Case of autistic Marine brings recruiting problems to the forefront

Faced with quotas, a few recruiters are taking shortcuts that allow those unfit for service into the military.

By Tony Perry|July 06, 2009

Reporting from San Diego — A few days after he arrived at boot camp here, Joshua Fry no longer wanted to be a Marine.

He was confused by the orders drill instructors shouted at him. He was caught stealing peanut butter from the chow hall. He urinated in his canteen. He talked back to the drill instructors. He refused to shave.


Advertisement

Finally, he set out toward the main gate as if to head home. He was blocked, but now he had the chance to tell his superiors a secret: He was autistic.
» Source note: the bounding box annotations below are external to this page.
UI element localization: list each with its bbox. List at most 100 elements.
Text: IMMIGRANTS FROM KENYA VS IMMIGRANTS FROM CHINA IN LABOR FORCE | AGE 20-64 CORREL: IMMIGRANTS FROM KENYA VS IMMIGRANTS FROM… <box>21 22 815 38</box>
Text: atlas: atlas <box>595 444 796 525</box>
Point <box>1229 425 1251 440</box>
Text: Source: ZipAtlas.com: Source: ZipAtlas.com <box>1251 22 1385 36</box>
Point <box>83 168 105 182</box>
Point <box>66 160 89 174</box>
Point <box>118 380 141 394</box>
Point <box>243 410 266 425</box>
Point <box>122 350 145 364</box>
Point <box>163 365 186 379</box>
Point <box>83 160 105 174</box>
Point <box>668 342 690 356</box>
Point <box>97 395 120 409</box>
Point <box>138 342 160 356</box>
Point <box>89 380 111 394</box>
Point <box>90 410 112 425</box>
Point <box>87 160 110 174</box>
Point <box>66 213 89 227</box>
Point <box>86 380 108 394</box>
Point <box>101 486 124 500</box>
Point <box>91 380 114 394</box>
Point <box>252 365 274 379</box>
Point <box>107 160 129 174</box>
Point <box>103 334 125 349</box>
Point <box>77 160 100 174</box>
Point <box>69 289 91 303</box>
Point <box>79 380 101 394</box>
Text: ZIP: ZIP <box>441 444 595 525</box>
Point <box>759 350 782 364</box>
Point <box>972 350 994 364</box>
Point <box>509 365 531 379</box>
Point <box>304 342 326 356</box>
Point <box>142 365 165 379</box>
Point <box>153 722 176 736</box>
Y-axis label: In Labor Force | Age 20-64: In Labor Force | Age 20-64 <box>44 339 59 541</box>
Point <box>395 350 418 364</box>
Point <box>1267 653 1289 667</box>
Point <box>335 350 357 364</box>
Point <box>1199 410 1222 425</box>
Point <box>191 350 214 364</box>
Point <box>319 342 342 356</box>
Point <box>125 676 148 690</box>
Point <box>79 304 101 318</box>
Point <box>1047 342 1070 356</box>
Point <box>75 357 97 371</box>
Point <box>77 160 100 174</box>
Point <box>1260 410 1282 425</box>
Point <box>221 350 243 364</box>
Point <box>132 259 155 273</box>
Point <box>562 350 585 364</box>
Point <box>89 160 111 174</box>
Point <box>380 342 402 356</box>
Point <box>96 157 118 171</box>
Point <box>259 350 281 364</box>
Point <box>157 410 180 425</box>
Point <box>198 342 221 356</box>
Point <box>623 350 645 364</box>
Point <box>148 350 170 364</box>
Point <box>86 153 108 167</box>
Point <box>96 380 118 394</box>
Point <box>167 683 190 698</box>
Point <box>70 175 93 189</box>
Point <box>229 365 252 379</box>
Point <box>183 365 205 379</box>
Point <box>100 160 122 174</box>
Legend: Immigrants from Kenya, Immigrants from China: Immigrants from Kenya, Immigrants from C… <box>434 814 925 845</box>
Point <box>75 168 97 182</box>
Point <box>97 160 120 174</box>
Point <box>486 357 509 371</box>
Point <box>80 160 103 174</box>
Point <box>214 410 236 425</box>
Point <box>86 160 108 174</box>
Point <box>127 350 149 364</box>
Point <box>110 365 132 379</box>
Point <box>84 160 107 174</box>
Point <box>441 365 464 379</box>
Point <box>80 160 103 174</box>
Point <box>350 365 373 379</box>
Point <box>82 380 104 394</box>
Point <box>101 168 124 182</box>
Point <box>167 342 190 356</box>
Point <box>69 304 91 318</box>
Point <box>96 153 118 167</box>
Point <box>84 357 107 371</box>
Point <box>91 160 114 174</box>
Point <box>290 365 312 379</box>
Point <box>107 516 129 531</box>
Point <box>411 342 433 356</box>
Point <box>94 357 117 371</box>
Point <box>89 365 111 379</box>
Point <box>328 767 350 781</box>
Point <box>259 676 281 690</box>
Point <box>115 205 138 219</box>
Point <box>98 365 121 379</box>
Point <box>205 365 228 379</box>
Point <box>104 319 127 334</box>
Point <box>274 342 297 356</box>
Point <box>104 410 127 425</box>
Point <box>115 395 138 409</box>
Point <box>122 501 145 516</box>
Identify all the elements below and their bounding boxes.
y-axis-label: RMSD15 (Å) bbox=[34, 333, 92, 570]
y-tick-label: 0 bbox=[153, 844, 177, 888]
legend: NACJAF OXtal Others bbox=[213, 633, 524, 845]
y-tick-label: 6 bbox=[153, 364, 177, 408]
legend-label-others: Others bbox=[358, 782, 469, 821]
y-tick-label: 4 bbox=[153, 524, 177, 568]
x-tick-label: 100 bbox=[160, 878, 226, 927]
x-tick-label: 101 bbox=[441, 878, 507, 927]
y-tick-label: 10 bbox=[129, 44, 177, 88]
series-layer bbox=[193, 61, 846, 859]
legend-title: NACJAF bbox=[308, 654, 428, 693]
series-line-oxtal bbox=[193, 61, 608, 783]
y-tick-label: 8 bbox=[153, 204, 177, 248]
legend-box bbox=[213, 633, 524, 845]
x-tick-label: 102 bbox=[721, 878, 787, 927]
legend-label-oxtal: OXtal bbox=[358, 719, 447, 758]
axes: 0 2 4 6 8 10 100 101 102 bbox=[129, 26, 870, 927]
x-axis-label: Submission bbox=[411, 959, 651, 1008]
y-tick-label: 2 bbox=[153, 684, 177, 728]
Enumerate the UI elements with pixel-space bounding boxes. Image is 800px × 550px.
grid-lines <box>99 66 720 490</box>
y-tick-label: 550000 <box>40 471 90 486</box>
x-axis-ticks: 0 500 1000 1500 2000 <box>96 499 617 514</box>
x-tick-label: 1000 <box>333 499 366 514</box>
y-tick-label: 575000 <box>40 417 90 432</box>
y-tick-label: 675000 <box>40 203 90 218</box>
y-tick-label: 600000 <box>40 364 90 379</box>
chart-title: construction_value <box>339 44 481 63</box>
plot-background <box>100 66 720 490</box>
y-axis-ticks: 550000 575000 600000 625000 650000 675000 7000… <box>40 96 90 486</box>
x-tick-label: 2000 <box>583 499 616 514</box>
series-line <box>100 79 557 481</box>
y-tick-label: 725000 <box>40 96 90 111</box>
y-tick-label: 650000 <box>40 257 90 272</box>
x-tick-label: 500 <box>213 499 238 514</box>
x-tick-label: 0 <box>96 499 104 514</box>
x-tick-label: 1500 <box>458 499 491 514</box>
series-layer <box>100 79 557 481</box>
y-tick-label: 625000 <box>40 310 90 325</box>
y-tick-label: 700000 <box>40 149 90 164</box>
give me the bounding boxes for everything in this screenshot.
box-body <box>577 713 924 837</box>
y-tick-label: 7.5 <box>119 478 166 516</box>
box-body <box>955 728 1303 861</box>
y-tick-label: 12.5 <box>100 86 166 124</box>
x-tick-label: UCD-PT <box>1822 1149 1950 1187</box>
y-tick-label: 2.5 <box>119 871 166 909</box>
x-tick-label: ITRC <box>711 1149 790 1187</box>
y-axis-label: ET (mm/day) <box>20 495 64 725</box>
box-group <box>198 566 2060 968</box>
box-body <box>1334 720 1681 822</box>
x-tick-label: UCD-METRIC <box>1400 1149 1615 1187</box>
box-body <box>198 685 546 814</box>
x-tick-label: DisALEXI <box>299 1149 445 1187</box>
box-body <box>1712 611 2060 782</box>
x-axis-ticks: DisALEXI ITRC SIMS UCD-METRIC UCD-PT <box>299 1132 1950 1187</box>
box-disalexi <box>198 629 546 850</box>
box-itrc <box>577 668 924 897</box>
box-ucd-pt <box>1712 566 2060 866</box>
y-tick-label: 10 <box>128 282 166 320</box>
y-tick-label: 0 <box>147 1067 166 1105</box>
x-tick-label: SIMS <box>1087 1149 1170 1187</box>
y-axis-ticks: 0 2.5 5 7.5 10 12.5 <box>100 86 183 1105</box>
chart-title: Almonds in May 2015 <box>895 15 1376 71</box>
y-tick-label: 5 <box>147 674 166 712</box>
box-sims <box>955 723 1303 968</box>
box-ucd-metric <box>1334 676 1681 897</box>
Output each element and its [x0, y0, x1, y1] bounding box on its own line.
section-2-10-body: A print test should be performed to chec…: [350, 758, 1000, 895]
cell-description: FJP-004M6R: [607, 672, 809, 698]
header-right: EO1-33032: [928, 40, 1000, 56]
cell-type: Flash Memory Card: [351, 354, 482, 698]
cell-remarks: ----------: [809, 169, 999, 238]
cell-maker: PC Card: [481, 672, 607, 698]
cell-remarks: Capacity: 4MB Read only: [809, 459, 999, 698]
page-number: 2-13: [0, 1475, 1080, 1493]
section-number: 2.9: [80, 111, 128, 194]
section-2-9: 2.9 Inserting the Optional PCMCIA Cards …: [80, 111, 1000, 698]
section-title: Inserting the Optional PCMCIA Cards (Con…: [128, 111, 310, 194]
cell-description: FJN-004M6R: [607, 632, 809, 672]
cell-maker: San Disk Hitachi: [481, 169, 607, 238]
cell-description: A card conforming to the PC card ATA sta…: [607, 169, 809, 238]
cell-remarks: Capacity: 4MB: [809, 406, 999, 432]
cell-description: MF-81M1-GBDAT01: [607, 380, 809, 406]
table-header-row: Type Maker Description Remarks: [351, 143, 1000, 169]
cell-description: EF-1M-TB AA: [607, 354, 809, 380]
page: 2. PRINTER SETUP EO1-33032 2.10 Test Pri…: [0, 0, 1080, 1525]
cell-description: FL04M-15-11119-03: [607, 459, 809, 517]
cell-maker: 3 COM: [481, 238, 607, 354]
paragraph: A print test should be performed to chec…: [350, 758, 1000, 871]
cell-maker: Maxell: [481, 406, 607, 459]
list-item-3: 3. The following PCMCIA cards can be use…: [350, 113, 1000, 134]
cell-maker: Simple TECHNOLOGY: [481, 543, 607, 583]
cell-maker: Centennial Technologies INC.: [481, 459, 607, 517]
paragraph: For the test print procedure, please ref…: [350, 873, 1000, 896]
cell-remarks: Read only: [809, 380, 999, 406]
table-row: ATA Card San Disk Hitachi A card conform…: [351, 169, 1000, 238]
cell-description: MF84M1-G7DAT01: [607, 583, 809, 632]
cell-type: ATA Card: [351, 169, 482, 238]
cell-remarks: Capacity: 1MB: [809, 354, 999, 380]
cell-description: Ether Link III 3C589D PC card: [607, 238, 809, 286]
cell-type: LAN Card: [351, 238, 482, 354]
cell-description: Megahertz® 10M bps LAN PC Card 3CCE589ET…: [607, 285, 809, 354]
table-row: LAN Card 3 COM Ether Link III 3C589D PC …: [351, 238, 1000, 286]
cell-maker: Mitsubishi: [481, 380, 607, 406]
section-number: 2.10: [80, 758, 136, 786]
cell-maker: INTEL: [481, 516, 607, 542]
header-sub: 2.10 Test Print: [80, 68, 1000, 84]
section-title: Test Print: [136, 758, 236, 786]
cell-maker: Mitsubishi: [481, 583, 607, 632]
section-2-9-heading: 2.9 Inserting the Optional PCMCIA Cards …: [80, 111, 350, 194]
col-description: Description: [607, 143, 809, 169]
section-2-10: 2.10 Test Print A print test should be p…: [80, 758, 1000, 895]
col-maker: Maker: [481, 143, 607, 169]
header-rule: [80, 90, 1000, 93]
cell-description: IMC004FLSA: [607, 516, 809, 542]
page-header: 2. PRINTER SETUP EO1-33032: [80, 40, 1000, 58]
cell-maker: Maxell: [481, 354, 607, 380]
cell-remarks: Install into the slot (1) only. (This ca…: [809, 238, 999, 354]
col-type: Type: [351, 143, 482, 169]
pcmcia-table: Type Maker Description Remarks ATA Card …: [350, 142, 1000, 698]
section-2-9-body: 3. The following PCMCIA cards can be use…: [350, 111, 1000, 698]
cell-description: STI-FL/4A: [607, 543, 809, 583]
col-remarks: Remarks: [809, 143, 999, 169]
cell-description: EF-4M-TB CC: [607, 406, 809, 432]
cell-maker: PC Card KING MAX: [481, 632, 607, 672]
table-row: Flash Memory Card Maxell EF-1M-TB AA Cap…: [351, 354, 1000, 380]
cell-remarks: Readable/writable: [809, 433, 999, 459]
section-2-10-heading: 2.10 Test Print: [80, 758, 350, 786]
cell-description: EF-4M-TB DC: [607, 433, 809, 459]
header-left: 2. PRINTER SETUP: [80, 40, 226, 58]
Fry figured this admission would persuade the Marines to let him return to the group home in Irvine for disturbed young adults where he lived when he enlisted.

Instead, he was sent back to Platoon 1021, Company B. The drill instructors became more helpful, and in April 2008 he finished the grueling 11-week regimen and was sent to Camp Pendleton for infantry training.

Within weeks he was under arrest for desertion and possession of child pornography.

Documents in Fry's court-martial detail a troubled upbringing and a Marine career that was both improbable and misbegotten from the start.

But far from being a routine instance of a young man unable to adjust to military life, the Fry case has exposed an awkward issue for the Marines and other military services: Recruiters sometimes take ethical shortcuts to make their quotas at a time when Americans have tired of the nation's wars and finding recruits is difficult.

According to court documents, Fry's recruiter knew he was autistic. The Marine Corps is investigating the recruiter's conduct.

Compared with the large number of enlistees each year, the number of allegations against recruiters is small and the number substantiated even smaller. But a report by the State Department, prompted by concerns in Congress, concluded that even a small number of misconduct cases "fosters distrust of the military [and] such distrust makes recruiting for all even more difficult."

The Marine Corps has the highest percentage of substantiated misconduct claims. In the last three fiscal years, 265 Marine recruiters have been relieved of duty for misconduct, most commonly for hiding negative background factors.

Autism is not among the conditions that automatically bar a would-be recruit. But, if Navy doctors had known of the diagnosis, Fry would have been evaluated more skeptically during the pre-boot camp medical examination and most likely would have been rejected.